Mom was dancing on the ceiling. The only bad part was one night when some kids from out of town (the paper said, but since they never caught them how do they know?) threw a burning stick from the pier onto the ark and started a fire that did damage to the owl, the pelican, the panther, and the grizzly bear. Well, that stirred people up and ended up causing even more visitors to come and look at it. It was a genuine tourist attraction.

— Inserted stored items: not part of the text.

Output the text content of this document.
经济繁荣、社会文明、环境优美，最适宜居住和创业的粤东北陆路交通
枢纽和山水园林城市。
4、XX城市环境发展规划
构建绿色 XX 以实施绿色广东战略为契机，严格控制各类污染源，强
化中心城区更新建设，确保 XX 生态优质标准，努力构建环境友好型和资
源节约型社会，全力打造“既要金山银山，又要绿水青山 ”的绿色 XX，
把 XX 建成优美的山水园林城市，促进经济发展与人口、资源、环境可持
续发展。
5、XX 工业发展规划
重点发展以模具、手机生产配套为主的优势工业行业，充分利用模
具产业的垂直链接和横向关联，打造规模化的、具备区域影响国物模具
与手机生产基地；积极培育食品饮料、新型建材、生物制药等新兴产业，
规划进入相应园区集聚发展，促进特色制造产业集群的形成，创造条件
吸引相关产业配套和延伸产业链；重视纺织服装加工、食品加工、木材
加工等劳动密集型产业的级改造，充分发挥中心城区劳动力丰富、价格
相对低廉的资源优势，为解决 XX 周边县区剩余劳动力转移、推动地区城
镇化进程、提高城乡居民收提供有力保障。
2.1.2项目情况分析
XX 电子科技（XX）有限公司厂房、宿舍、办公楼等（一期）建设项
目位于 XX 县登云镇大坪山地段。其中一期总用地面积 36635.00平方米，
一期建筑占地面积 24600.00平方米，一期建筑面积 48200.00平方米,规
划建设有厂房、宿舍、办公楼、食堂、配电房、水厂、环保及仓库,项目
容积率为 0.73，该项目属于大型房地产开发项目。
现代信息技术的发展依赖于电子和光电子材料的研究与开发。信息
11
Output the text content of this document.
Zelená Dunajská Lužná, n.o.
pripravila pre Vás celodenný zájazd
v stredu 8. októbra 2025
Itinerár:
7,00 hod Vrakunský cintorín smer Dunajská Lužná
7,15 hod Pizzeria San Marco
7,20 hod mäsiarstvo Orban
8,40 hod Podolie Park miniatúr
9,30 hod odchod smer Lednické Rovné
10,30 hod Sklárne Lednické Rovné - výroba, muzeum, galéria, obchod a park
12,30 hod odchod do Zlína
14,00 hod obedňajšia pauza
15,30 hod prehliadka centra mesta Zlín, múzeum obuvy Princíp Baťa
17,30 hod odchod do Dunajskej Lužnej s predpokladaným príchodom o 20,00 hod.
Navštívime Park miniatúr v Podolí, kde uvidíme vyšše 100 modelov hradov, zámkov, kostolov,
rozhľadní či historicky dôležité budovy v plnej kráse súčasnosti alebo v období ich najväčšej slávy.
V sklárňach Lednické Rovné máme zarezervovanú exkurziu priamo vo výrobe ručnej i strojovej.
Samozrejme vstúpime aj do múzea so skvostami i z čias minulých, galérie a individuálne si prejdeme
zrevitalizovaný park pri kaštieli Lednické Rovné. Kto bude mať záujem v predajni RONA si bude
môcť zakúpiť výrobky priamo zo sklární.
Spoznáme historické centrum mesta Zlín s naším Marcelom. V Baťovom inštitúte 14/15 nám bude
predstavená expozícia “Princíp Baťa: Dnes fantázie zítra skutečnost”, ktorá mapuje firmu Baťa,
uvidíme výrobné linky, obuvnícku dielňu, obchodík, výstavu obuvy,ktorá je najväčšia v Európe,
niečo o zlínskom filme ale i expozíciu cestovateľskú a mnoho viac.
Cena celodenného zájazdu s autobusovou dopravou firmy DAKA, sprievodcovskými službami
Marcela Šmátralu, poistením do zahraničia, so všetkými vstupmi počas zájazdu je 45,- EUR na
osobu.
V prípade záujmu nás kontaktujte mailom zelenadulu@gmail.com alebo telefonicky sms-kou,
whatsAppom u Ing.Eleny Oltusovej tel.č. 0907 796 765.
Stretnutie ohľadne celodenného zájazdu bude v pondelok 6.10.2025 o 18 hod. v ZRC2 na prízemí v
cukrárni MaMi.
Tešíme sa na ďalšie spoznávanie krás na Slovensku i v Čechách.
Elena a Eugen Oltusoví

  But then the forty days and forty nights were over, and they dismantled it and sold it for scrap lumber, proceeds going to the Arkists. Up until then, nobody had thought about what would happen to the animals. (I thought they’d just throw them away, but that was before I realized how imaginative and delightful they were.) Mrs. Pletcher, who is the actual owner of them, called up one night and told Mom a big petting zoo in Pennsylvania, which happens to be called Noah’s Ark, had offered to buy the whole menagerie for three thousand dollars, to put in their welcome building. She wanted to know what she should do—sell them to the zoo and give Mom the three thousand minus expenses for materials, which takes it down to about two thousand, or give them to the new Church of the Sons of Noah she’s having built out on Route 634 in her husband’s memory. We could really use two thousand dollars. But Mom told her the church should have them—especially since the petting zoo could never have used all of them and would’ve ended up throwing some away. Plus Mom likes the idea of them decorating the aisles in the Church of the Sons of Noah. Sort of like Stations of the Cross, she says.